The marijuana industry is experiencing significant growth, with large cannabis companies reporting $1 billion in annual revenue and dispensaries operating in multiple states. However, there is a pressing need to address social and economic equity within the industry. Currently, the lack of diversity and access to resources disproportionately affects communities that have been impacted by the war on drugs.

Although 23 states and the District of Columbia have implemented regulations for adult recreational or medical use of cannabis, the industry still struggles with diversity. Data reveals that 81% of cannabis business owners are white, while only about 10% identify as Black or Hispanic/Latin American, and 25% are female. To bridge this gap, cities and states have launched equity programs, but participants often lack the necessary financial resources and business acumen to succeed.

One challenge is that venture capitalists may not view cannabis as an attractive investment due to different return expectations. Therefore, entrepreneurs and investors often rely on high-net-worth individuals, a few funds, or family offices for funding. Additionally, marijuana faces stigma and is classified as a Schedule I drug under the federal Controlled Substances Act, limiting investment from corporations and institutional investors.

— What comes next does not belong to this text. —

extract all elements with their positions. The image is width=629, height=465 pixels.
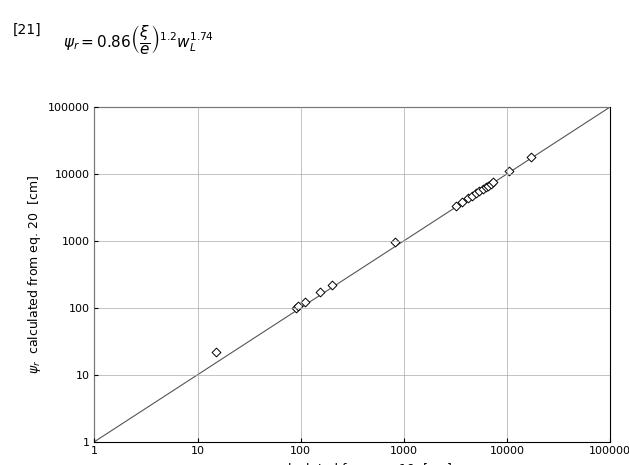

Despite these challenges, there are positive signs of change. The Biden administration has recommended loosening federal restrictions on marijuana, potentially leading to its rescheduling or eventual approval by the FDA. In the meantime, officials are implementing creative solutions to promote social and economic equity. For example, New York has reserved 100 retail licenses for individuals with marijuana convictions or their family members. The state also operates an accelerator program to support new entrepreneurs in the industry.

Overcoming stigma is crucial in advancing the cannabis industry. Former NBA player Al Harrington shares a personal story about his grandmother, who found relief from glaucoma symptoms through cannabis use. This narrative helped break down barriers and highlight the medicinal potential of marijuana.

While the marijuana industry continues to grow, it is vital to address the lack of diversity and provide support to marginalized communities. By implementing equity programs, providing resources and training, and challenging stigma, the industry can work towards achieving social and economic equity.